İstanbul Büyükşehir Belediyesi Deprem ve Zemin İnceleme Müdürlüğü sahipliğinde;   başlatılan “İstanbul Şehri Mikro Bölgeleme Projesi” kapsamında; Japonya OYO International Co. (OIC) Şirketi’nin sorumluluğunda ve yönetiminde yürütülen “İstanbul Kıyılarını Etkileyebilecek Depreşim Dalgaları (Tsunamiler) için Benzetim ve Hasar Görebilirlik Projesi”nin her aşamasında Orta Doğu Teknik Üniversitesi İnşaat Mühendisliği Bölümü Deniz Mühendisliği Araştırma Merkezi yer alarak, projenin benzetimler ve canlandırmalar konusundaki iş paketlerini gerçekleştirdi.

İstanbul için Tsunami Risk ve Hasar Görebilirlik Projesi’nin temel amaçları arasında; Marmara Denizi'nde tsunami oluşmasına neden olabilecek olası etkenlerin (fay kırılmaları ve/veya denizaltı heyelanları) saptanması, bu etkenlere bağlı olarak tsunami oluşumunun benzetimleri, bilimsel olarak geçerli ve kabul edilmiş en gelişimiş benzetim yöntemleri kullanılarak tsunami dalgalarının hareket ve kıyılardaki yükselme ve ilerlemelerinin hesaplanması ve canlandırılması, kıyı yapılarına olası etkilerinin belirlenmesi ile bu sonuçlar kullanılarak kıyılar için yerleşim düzenlemeleri ve gelişme planlarının gözden geçirilmesi, sakınma yöntemlerinin belirlenerek zaman içinde hayata geçirilmesi yer alıyor.

Proje için gereken verilerin toplanması, derlenmesi, analizi ve değerlendirilmesi Oyo International Co. (OIC) tarafından yapıldı. Projede sadece aktif faylar değil, denizaltı heyelanları da dikkate alınarak, 49 farklı tsunami senaryosu, bilimsel olarak doğrulanmış ve dünyada yaygın olarak kullanılan TUNAMI N2 yazılımı kullanılarak modellendi.

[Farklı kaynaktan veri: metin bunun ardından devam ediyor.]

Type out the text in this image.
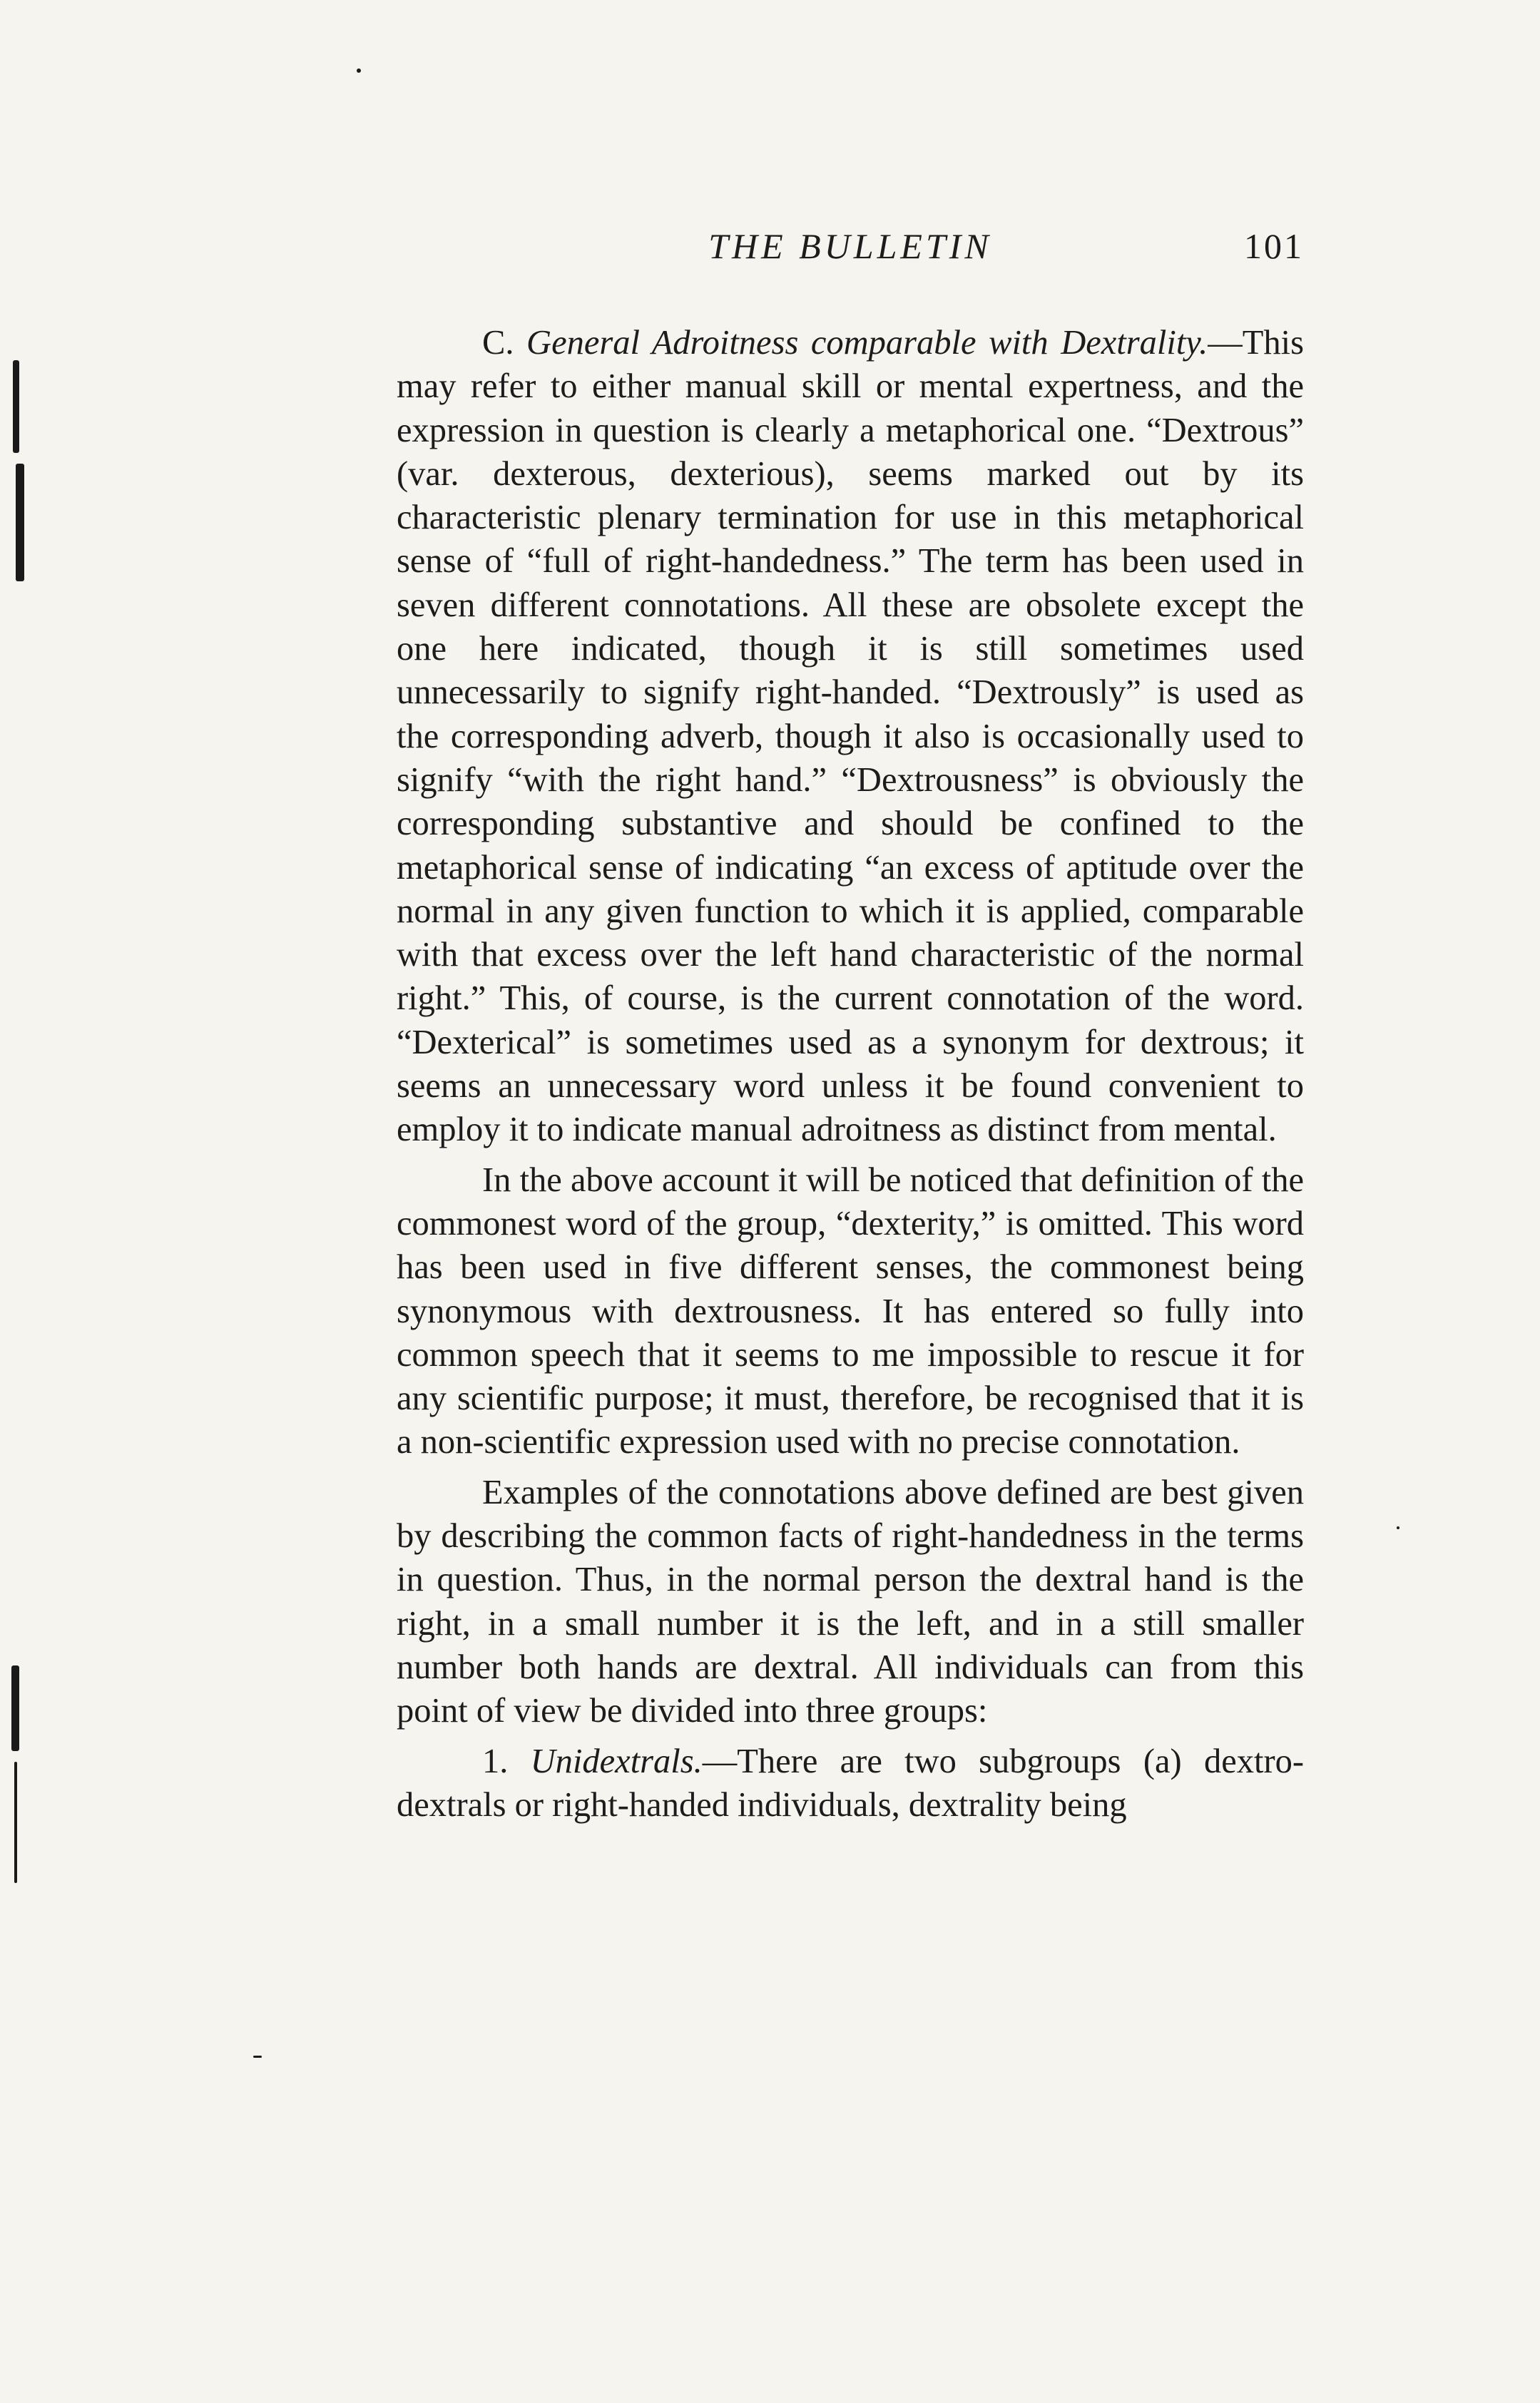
THE BULLETIN	101

C. General Adroitness comparable with Dextrality.—This may refer to either manual skill or mental expertness, and the expression in question is clearly a metaphorical one. “Dextrous” (var. dexterous, dexterious), seems marked out by its characteristic plenary termination for use in this metaphorical sense of “full of right-handedness.” The term has been used in seven different connotations. All these are obsolete except the one here indicated, though it is still sometimes used unnecessarily to signify right-handed. “Dextrously” is used as the corresponding adverb, though it also is occasionally used to signify “with the right hand.” “Dextrousness” is obviously the corresponding substantive and should be confined to the metaphorical sense of indicating “an excess of aptitude over the normal in any given function to which it is applied, comparable with that excess over the left hand characteristic of the normal right.” This, of course, is the current connotation of the word. “Dexterical” is sometimes used as a synonym for dextrous; it seems an unnecessary word unless it be found convenient to employ it to indicate manual adroitness as distinct from mental.

In the above account it will be noticed that definition of the commonest word of the group, “dexterity,” is omitted. This word has been used in five different senses, the commonest being synonymous with dextrousness. It has entered so fully into common speech that it seems to me impossible to rescue it for any scientific purpose; it must, therefore, be recognised that it is a non-scientific expression used with no precise connotation.

Examples of the connotations above defined are best given by describing the common facts of right-handedness in the terms in question. Thus, in the normal person the dextral hand is the right, in a small number it is the left, and in a still smaller number both hands are dextral. All individuals can from this point of view be divided into three groups:

1. Unidextrals.—There are two subgroups (a) dextro-dextrals or right-handed individuals, dextrality being
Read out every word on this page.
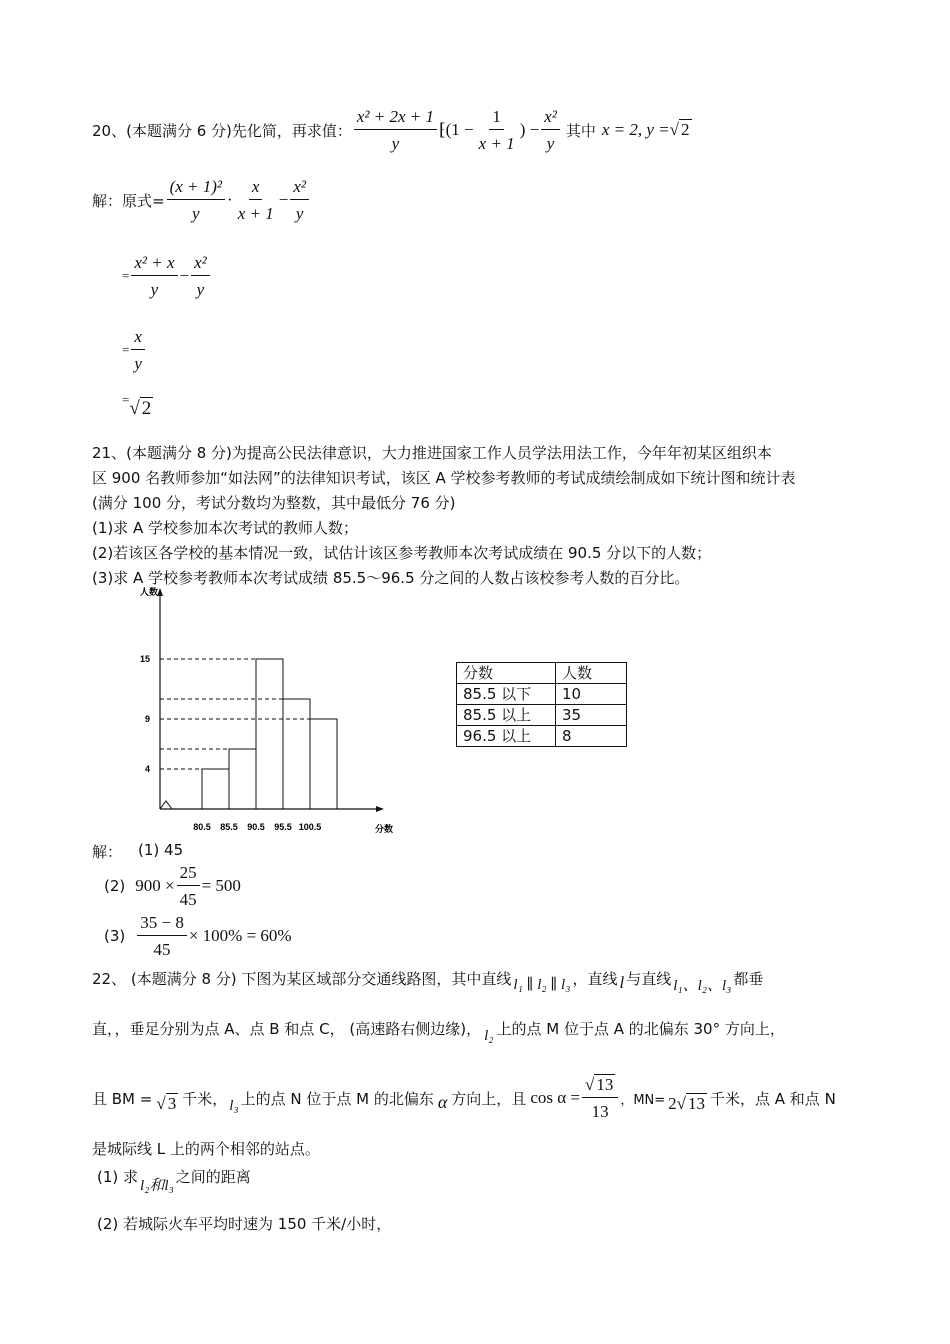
20、(本题满分 6 分)先化简，再求值： $\frac{\text{x² + 2x + 1}}{y}$ ⁅(1 − $\frac{1}{x + 1}$ ) − $\frac{\text{x²}}{y}$ 其中 x = 2, y = √ 2
解：原式= $\frac{\text{(x + 1)²}}{y} \cdot \frac{x}{x + 1} - \frac{\text{x²}}{y}$
= $\frac{\text{x² + x}}{y} - \frac{\text{x²}}{y}$
= $\frac{x}{y}$
= √ 2
21、(本题满分 8 分)为提高公民法律意识，大力推进国家工作人员学法用法工作，今年年初某区组织本
区 900 名教师参加“如法网”的法律知识考试，该区 A 学校参考教师的考试成绩绘制成如下统计图和统计表
(满分 100 分，考试分数均为整数，其中最低分 76 分)
(1)求 A 学校参加本次考试的教师人数；
(2)若该区各学校的基本情况一致，试估计该区参考教师本次考试成绩在 90.5 分以下的人数；
(3)求 A 学校参考教师本次考试成绩 85.5～96.5 分之间的人数占该校参考人数的百分比。
4
9
15
80.5 85.5 90.5 95.5 100.5
人数
分数
分数	人数
85.5 以下	10
85.5 以上	35
96.5 以上	8
解： (1) 45
(2) $900 \times \frac{25}{45} = 500$
$(3) \frac{35 - 8}{45} \times 100\% = 60\%$
22、 (本题满分 8 分) 下图为某区域部分交通线路图，其中直线 l₁ ∥ l₂ ∥ l₃ ，直线 l 与直线 l₁、l₂、l₃ 都垂
直，，垂足分别为点 A、点 B 和点 C， (高速路右侧边缘)， l₂ 上的点 M 位于点 A 的北偏东 30° 方向上，
且 BM = √ 3 千米， l₃ 上的点 N 位于点 M 的北偏东 α 方向上，且 $\cos \alpha = \frac{√ 13}{13}$ ，MN= 2√ 13 千米，点 A 和点 N
是城际线 L 上的两个相邻的站点。
(1) 求 l₂和l₃ 之间的距离
(2) 若城际火车平均时速为 150 千米/小时，
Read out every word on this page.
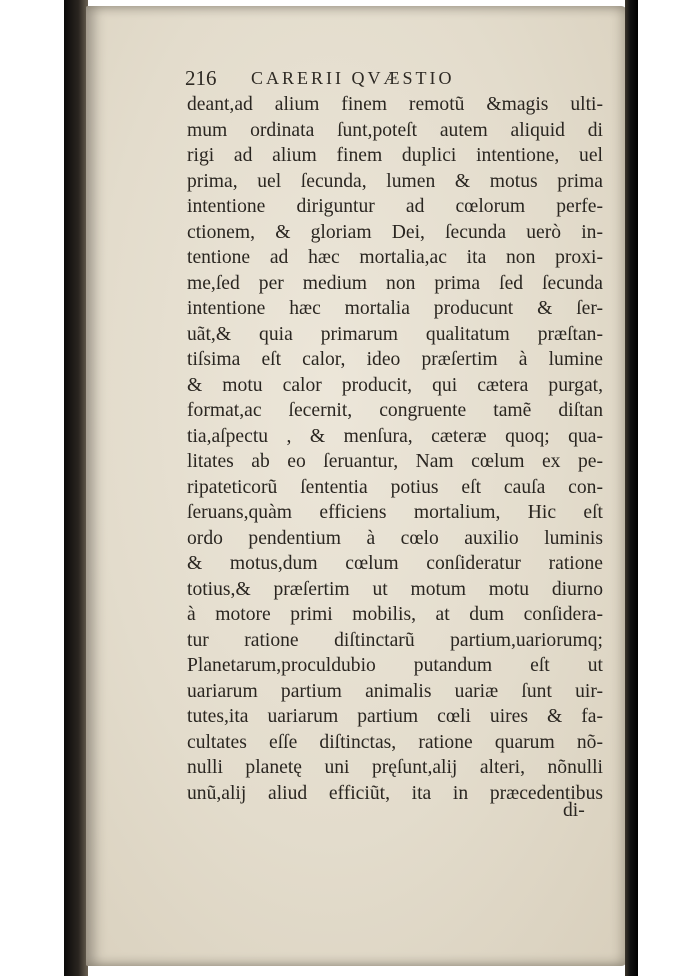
216 CARERII QVÆSTIO
deant,ad alium finem remotũ &magis ulti-
mum ordinata ſunt,poteſt autem aliquid di
rigi ad alium finem duplici intentione, uel
prima, uel ſecunda, lumen & motus prima
intentione diriguntur ad cœlorum perfe-
ctionem, & gloriam Dei, ſecunda uerò in-
tentione ad hæc mortalia,ac ita non proxi-
me,ſed per medium non prima ſed ſecunda
intentione hæc mortalia producunt & ſer-
uãt,& quia primarum qualitatum præſtan-
tiſsima eſt calor, ideo præſertim à lumine
& motu calor producit, qui cætera purgat,
format,ac ſecernit, congruente tamẽ diſtan
tia,aſpectu , & menſura, cæteræ quoq; qua-
litates ab eo ſeruantur, Nam cœlum ex pe-
ripateticorũ ſententia potius eſt cauſa con-
ſeruans,quàm efficiens mortalium, Hic eſt
ordo pendentium à cœlo auxilio luminis
& motus,dum cœlum conſideratur ratione
totius,& præſertim ut motum motu diurno
à motore primi mobilis, at dum conſidera-
tur ratione diſtinctarũ partium,uariorumq;
Planetarum,proculdubio putandum eſt ut
uariarum partium animalis uariæ ſunt uir-
tutes,ita uariarum partium cœli uires & fa-
cultates eſſe diſtinctas, ratione quarum nõ-
nulli planetę uni pręſunt,alij alteri, nõnulli
unũ,alij aliud efficiũt, ita in præcedentibus
di-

Seçilen tsunami senaryolarının güncel teknikler kullanılarak, kamuoyu ve karar vericiler tarafından, paylaşımı, kolayca değerlendirilmesi ve kullanımı için görsel olarak sunulması ve canlandırılması işleri; ODTÜ İnşaat Mühendisliği Bölümü Deniz Mühendisliği Araştırma Merkezi tarafından, Doç. Dr. Ahmet Cevdet Yalçıner’in başkanlığını yaptığı uluslararası uzmanların katılımı ile geliştirilen, bilimsel olarak geçerli ve kabul edilmiş tsunami benzetim ve canlandırma yazılımı NAMI DANCE programı kullanılarak üretildi. NAMI DANCE yazılımı ODTÜ ve Maleyza Bilim ve Teknoloji Bakanlığı ATSB Kuruluşu arasındaki anlaşma uyarınca Malezya Tsunami Uyarı Merkezi resmi yazlımı olarak da kullanılmakta olup, geçtiğimiz yıl UNESCO tarafından açılan iki ayrı eğitim programında, Güney Asya, Pasifik, ve Afrika’dan 22 ülkeden seçilen 60 uzmana tsunamimodelleme eğitim aracı olarak öğretilmiştir. 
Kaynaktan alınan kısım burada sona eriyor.